In coming to this decision I am conscious that the pleadings as they now stand demonstrate an error in the amounts sought in both the Third and Fourth Schedule notices. Nevertheless, I am not convinced that that is an error which deprives the plaintiff of all of its rights under the hire purchase agreement. These are matters which the plaintiff should be allowed to test at trial.
Other matters
I have noted above that the defendant argues that different orders as to costs ought to have been made by the Registrar when granting leave to amend. I have also noted that the amendment was made very shortly before trial and the trial was vacated. In vacating that trial her Honour Judge Wager reserved the costs of the vacation of the trial and said that it may well be appropriate for the appeal Judge who determines the appeal and the O 16 application to determine the issue of costs. She reserved costs until after the determination had been made in respect of the appeal and the O 16 application.

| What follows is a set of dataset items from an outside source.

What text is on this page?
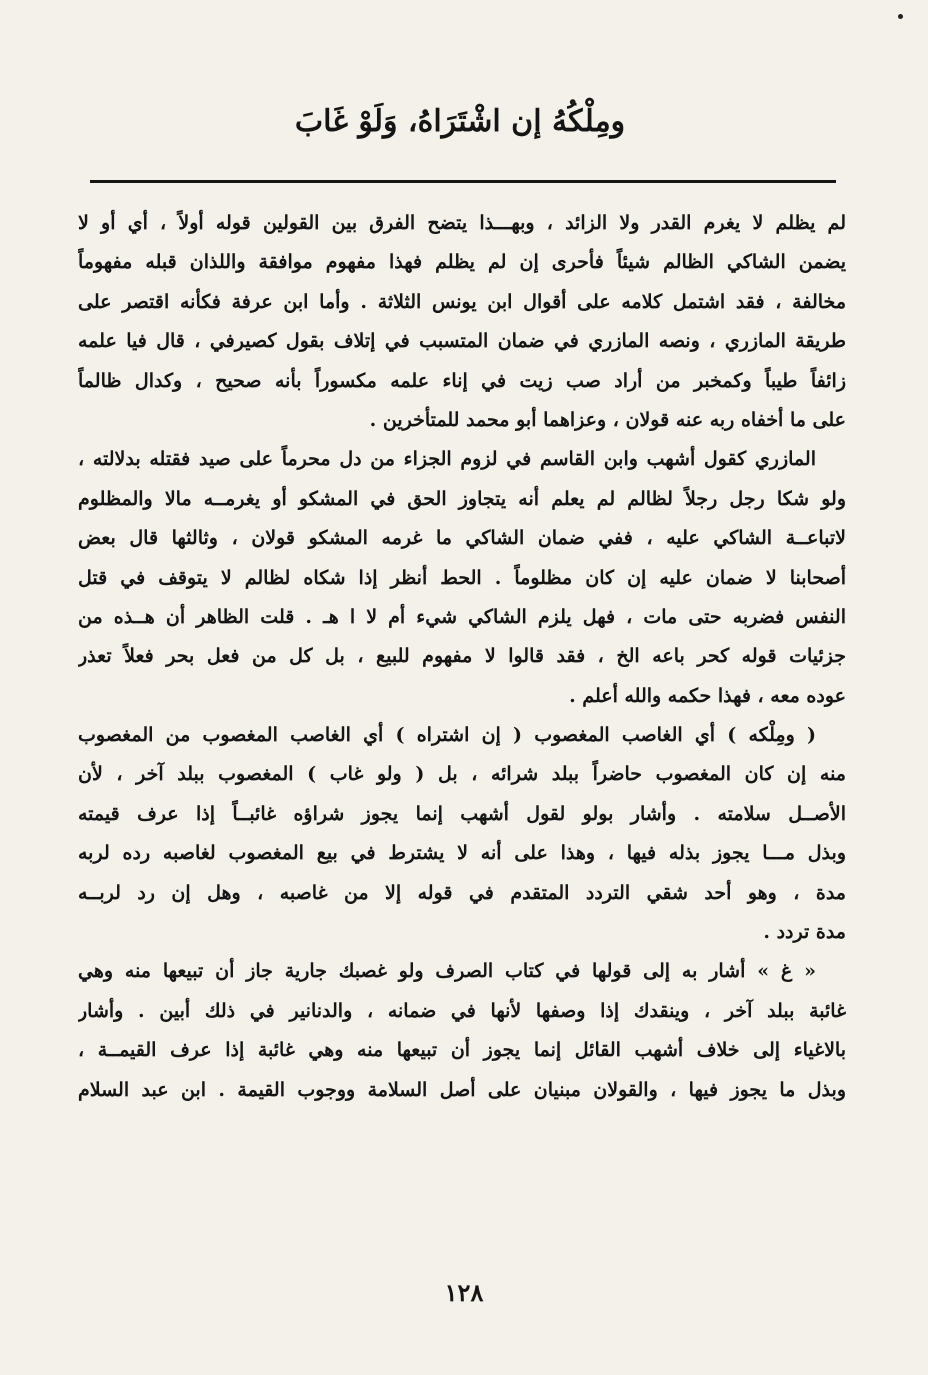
ومِلْكُهُ إن اشْتَرَاهُ، وَلَوْ غَابَ
لم يظلم لا يغرم القدر ولا الزائد ، وبهـــذا يتضح الفرق بين القولين قوله أولاً ، أي أو لا
يضمن الشاكي الظالم شيئاً فأحرى إن لم يظلم فهذا مفهوم موافقة واللذان قبله مفهوماً
مخالفة ، فقد اشتمل كلامه على أقوال ابن يونس الثلاثة . وأما ابن عرفة فكأنه اقتصر على
طريقة المازري ، ونصه المازري في ضمان المتسبب في إتلاف بقول كصيرفي ، قال فيا علمه
زائفاً طيباً وكمخبر من أراد صب زيت في إناء علمه مكسوراً بأنه صحيح ، وكدال ظالماً
على ما أخفاه ربه عنه قولان ، وعزاهما أبو محمد للمتأخرين .
المازري كقول أشهب وابن القاسم في لزوم الجزاء من دل محرماً على صيد فقتله بدلالته ،
ولو شكا رجل رجلاً لظالم لم يعلم أنه يتجاوز الحق في المشكو أو يغرمــه مالا والمظلوم
لاتباعــة الشاكي عليه ، ففي ضمان الشاكي ما غرمه المشكو قولان ، وثالثها قال بعض
أصحابنا لا ضمان عليه إن كان مظلوماً . الحط أنظر إذا شكاه لظالم لا يتوقف في قتل
النفس فضربه حتى مات ، فهل يلزم الشاكي شيء أم لا ا هـ . قلت الظاهر أن هــذه من
جزئيات قوله كحر باعه الخ ، فقد قالوا لا مفهوم للبيع ، بل كل من فعل بحر فعلاً تعذر
عوده معه ، فهذا حكمه والله أعلم .
( ومِلْكه ) أي الغاصب المغصوب ( إن اشتراه ) أي الغاصب المغصوب من المغصوب
منه إن كان المغصوب حاضراً ببلد شرائه ، بل ( ولو غاب ) المغصوب ببلد آخر ، لأن
الأصــل سلامته . وأشار بولو لقول أشهب إنما يجوز شراؤه غائبــاً إذا عرف قيمته
وبذل مـــا يجوز بذله فيها ، وهذا على أنه لا يشترط في بيع المغصوب لغاصبه رده لربه
مدة ، وهو أحد شقي التردد المتقدم في قوله إلا من غاصبه ، وهل إن رد لربــه
مدة تردد .
« غ » أشار به إلى قولها في كتاب الصرف ولو غصبك جارية جاز أن تبيعها منه وهي
غائبة ببلد آخر ، وينقدك إذا وصفها لأنها في ضمانه ، والدنانير في ذلك أبين . وأشار
بالاغياء إلى خلاف أشهب القائل إنما يجوز أن تبيعها منه وهي غائبة إذا عرف القيمــة ،
وبذل ما يجوز فيها ، والقولان مبنيان على أصل السلامة ووجوب القيمة . ابن عبد السلام
١٢٨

The costs of the defendant's and his wife's travel to Perth were costs incurred for the purposes of the trial. With the trial being adjourned by reason of the late amendment they are or may be costs thrown away by reason of the adjournment rather than costs thrown away by reason of the amendment. The distinction between the two may seem somewhat narrow in the present circumstances but the distinction still exists.
Further, the defendant has raised a number of matters going to the plaintiff's conduct of this matter and its knowledge or purported knowledge of the payments to which I have referred. It may well be that the plaintiff will have more to say about this in relation to costs once evidence has been led at trial.
In the circumstances I am of the view that the Registrar's order as to costs on granting leave to amend is the appropriate order in the circumstances.
I am further of the view that whilst her Honour Judge Wager reserved costs until after the disposition of the present matters it is appropriate for the costs of the adjournment of the trial to be dealt with by the trial Judge.
This then just leaves the costs of the present applications, that is to say the appeal which has not succeeded and the summary judgment application which has also not succeeded. I will hear counsel as to the costs of these matters.